I am not sure where you are looking at placing the structures but you may want to check into regulations on the body of water first. I believe most water prohibit individuals from placing structures themselves. For obvious reasons whatever organization that is controlling that body of water normally likes to maintain them or at the least have knowledge of their placement.


----------



## johnboy111711

thats why he said


> night time drive by


----------



## TxTransplant

Quick! In the dark.....resembling a shooting........................hmmmmmmmm!


----------



## bttmline

that is right exexec, i heard about them in crappie mag but no plans or pictures.
bttmline


----------



## bkr43050

Okay, I see the "night time drive by" now. I just thought perhaps not everyone would consider the risks involved. I wouldn't want to see anyone calling us out from behind the jail bars.


----------



## KSUFLASH

no need to worry about crappie structure in Portage Lakes, my Aqua Vu has picked out many existing ones already. You can ride with me, but its gonna cost ya Gene.

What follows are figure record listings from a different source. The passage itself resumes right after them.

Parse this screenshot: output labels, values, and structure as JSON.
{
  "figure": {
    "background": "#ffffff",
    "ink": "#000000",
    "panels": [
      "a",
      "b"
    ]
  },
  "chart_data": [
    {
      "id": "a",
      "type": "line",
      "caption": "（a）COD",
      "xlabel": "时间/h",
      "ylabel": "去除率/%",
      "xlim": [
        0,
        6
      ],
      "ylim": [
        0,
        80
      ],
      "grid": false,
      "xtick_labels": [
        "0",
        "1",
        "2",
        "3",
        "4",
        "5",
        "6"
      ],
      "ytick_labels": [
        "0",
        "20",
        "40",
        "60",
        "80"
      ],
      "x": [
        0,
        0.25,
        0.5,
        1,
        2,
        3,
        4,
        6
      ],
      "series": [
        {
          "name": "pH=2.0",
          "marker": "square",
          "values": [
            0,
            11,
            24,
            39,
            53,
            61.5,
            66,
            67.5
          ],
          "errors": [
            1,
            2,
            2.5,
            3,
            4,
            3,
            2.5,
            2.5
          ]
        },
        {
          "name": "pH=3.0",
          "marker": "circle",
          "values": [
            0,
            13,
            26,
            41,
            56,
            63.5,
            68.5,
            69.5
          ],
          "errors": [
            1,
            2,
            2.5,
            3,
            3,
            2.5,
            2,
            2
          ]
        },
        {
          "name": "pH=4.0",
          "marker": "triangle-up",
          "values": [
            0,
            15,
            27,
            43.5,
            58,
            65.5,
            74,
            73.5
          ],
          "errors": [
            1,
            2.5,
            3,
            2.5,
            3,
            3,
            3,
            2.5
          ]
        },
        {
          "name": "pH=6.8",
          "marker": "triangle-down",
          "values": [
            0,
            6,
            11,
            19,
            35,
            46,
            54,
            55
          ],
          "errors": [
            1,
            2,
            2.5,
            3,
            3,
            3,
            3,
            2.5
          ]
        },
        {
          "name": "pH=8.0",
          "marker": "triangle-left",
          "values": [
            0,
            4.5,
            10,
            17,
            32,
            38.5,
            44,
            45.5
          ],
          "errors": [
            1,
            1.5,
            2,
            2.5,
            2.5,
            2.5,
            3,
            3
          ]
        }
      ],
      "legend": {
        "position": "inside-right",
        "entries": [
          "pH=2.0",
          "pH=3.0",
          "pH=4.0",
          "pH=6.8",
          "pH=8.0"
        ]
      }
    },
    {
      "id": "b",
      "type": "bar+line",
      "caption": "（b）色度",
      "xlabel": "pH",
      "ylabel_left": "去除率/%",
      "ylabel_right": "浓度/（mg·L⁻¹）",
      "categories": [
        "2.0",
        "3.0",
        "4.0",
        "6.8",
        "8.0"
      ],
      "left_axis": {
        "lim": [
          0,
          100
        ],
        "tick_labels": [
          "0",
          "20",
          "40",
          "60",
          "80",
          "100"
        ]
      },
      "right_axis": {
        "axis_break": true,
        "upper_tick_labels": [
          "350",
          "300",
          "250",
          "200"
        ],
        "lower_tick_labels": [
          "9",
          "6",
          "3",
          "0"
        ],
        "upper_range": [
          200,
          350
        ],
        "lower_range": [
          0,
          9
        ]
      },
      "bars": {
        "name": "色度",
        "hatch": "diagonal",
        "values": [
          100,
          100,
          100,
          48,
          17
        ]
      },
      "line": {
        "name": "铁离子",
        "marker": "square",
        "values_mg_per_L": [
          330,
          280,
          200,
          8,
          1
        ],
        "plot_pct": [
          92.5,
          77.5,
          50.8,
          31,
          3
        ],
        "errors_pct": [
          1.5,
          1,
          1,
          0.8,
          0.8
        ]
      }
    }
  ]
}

flash-----------------------------out


----------



## johnboy111711

don't show everyone the spots yet, the tourney is still 2 weeks away!


----------



## rockbass

You need some help with those bttmline???


----------



## bttmline

hey rocky
i was thinking about placing some this fall to use in the spring. i have came up with an idea on making some just haven't got around to it.
tim


----------